I have good news, in that from the 13th January, I will be working full time hours. It means more money, which will hopefully give me more means to be independant. I still live at home with my parents, because I am finding it hard to get an affordable place to rent (buying is out of the question). Hopefully having more money, will help me get into the position I need to be in to be able to afford getting a flat, even with a friend. It will be awesome. And hopefully, I will be able to buy more art materials and be able to start selling things again.

So 2012 is already looking like it is changing for the better.

I’ve Been Workin’

So been busy.

I’m at the point where I am half way through my website, which I am pretty pleased about. But I have been spending a lot of my holiday with friends and family, which is something I don’t often get a chance to do.
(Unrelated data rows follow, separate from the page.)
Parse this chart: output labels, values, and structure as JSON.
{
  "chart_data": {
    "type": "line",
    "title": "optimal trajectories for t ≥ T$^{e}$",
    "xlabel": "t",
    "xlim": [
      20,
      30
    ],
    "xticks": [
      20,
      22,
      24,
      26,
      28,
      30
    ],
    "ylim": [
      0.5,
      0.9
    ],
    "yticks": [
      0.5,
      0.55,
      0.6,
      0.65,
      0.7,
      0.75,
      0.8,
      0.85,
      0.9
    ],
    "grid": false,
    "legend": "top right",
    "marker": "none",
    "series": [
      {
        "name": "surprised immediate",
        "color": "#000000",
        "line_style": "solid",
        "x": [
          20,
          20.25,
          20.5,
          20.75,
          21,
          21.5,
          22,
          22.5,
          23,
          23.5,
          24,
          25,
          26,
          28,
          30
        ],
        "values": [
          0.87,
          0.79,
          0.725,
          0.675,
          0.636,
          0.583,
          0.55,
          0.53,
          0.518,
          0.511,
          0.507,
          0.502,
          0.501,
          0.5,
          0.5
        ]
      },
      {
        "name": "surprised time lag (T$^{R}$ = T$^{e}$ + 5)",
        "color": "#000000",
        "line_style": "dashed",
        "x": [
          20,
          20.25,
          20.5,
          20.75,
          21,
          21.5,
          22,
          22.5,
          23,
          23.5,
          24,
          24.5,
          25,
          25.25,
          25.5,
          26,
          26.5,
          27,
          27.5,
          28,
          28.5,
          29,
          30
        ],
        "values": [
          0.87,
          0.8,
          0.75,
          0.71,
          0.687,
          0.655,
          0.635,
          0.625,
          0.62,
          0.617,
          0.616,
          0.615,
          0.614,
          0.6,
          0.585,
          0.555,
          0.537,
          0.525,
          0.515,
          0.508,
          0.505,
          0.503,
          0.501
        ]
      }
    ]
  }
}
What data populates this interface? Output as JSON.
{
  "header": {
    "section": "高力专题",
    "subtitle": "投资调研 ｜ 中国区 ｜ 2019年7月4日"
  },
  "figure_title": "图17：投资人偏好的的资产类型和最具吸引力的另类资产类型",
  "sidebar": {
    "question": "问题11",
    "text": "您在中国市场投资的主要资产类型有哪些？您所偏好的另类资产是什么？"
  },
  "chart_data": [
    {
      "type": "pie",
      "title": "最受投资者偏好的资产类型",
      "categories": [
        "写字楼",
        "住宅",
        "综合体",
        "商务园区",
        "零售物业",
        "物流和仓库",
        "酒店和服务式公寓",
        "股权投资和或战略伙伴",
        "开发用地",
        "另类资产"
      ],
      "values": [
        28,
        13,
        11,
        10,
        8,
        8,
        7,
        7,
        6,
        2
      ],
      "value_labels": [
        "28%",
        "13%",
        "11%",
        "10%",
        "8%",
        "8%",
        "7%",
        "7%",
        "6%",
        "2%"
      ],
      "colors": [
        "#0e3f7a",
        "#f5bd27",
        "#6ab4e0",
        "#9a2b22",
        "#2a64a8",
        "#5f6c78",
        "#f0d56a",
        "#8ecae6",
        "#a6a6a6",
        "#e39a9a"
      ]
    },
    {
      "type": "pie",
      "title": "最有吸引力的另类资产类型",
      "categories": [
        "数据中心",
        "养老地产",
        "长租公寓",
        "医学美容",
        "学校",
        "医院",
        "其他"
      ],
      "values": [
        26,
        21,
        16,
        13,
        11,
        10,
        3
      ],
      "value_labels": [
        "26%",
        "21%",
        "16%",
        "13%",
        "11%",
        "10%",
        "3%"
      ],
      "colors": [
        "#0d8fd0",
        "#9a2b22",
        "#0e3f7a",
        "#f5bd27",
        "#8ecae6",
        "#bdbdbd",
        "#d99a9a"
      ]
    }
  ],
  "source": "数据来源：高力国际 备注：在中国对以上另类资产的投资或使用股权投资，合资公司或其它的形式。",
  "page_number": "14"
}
But with me not going to college next year, I am aiming to use all my free time during the day to work on websites and other projects.

Due to my financal status, I am planning on using the next few years to do small scale work and get my business plan in gear. I hope that by the time I am in a better situation, I will be getting more work through the door. Because at the moment, it is hard getting enough work to properly start my business.

Luckily I still have the evening job, so that has made the situation of earning through my work, not quite so bad. And it is also allowing me to take opportunities, such as working towards blog sponsorship (which is a possibility) in the coming months. I am also in a position, where I am working towards showing in an exhibition next year, which would be awesome.

So things are moving, and the next year or so will be deciding the best way to move further. Exciting times in the life of Sue.